Imagine if I saw the icon and gave "them" money via Brave instead of joining their Patreon or some other official channel that they explicitly set up. If they don't collect, then yes, I might get my money back - nothing was "stolen". But that was money I wanted to send to the content creator in that particular moment, and that creator will probably never see it. The creator got screwed out of money that otherwise would have gone to them.

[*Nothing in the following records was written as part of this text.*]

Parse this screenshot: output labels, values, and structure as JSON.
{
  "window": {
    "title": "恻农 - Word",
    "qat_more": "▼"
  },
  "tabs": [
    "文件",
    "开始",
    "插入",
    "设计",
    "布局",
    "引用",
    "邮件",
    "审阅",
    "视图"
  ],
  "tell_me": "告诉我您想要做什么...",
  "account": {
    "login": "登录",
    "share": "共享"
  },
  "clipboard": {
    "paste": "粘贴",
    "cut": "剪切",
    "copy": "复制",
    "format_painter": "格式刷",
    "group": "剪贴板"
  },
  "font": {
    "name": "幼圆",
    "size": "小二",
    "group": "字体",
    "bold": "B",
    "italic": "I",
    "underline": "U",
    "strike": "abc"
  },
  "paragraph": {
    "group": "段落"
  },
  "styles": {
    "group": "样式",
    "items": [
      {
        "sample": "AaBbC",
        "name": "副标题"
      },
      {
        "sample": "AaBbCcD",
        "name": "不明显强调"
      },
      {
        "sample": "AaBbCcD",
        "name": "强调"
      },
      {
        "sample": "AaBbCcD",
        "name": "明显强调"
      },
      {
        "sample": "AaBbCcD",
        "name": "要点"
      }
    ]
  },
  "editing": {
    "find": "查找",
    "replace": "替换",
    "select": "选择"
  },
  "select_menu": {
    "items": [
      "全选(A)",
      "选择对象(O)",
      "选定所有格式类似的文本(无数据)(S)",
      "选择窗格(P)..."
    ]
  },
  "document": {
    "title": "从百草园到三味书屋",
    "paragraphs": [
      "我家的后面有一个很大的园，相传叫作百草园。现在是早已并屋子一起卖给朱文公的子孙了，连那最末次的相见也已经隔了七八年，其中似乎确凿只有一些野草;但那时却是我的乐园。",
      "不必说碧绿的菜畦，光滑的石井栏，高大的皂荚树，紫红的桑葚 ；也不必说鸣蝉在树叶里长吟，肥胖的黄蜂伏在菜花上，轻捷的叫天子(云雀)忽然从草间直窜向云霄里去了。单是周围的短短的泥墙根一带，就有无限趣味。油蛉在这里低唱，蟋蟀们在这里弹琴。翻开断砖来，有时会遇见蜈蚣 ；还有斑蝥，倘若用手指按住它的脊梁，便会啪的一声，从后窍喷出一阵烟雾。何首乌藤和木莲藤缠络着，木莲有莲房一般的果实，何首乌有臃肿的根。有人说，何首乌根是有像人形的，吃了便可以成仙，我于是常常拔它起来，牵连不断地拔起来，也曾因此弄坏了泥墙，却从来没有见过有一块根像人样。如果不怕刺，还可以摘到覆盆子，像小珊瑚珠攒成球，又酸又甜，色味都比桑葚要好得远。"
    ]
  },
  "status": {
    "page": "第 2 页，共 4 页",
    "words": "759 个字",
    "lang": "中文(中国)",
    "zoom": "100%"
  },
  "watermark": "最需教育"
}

Imagine I presented you with $10 (from my own pocket), and asked you where it should be spent. You told me "Doc's Pub, over on 9th." So I walked over to Doc's Pub, but found them to be closed. So I waited outside for a few hours, just incase they opened up. I later went home and wrote down "try to spend $10 at Doc's tomorrow."
Brave staked users with BAT (from our token sale). Users could direct that BAT to the sites/properties of their choosing. The BAT then went into an omnibus settlement wallet (note: the BAT originated in one Brave wallet, and was sent to another Brave wallet).
There was no hijacking of brands, or anything of that nature. I would encourage you again to please visit the aforementioned link. In it I mention our blog post on the topic, which includes screenshots and more. I hope this helps!
Brave gave users BAT to tip content creators. They tipped it, if it wasn't claimed in 90d, Brave returned the BAT to the pool. There was no collecting money. It was Brave's promotional BAT and it never actually left Brave's possession unless claimed.
The issue was that it wasn't clear if the creator had or hadn't signed up. Which was fixed within 48h.
At least for websites I have to manually click the Brave Rewards icon (wasn't prompted to do it on a new profile) and it shows if the site is verified or not:
- My personal website (verified): https://i.imgur.com/WZykI2U.png
- Google[.]com (unverified): https://i.imgur.com/89XvzIz.png
And if we hover over the "unverified creator" text, this is displayed: https://i.imgur.com/IfKQUME.png
I guess the right way to do this is to only allow tips/donations for websites already verified... still, if you're going to use Brave Rewards, you probably have an idea of how it works.
Maybe things are different for creators on platforms like YouTube? I don't know how it works. I couldn't find a way to make a direct contribution with Brave Rewards.
Then what should they do? It sounds like they're between a rock and a hard place
This is only a "problem" for some because they think Brave is actually siding with those services, when in reality there's a good reason to not block them by default.
Grassroots users should support it like the godsend it is.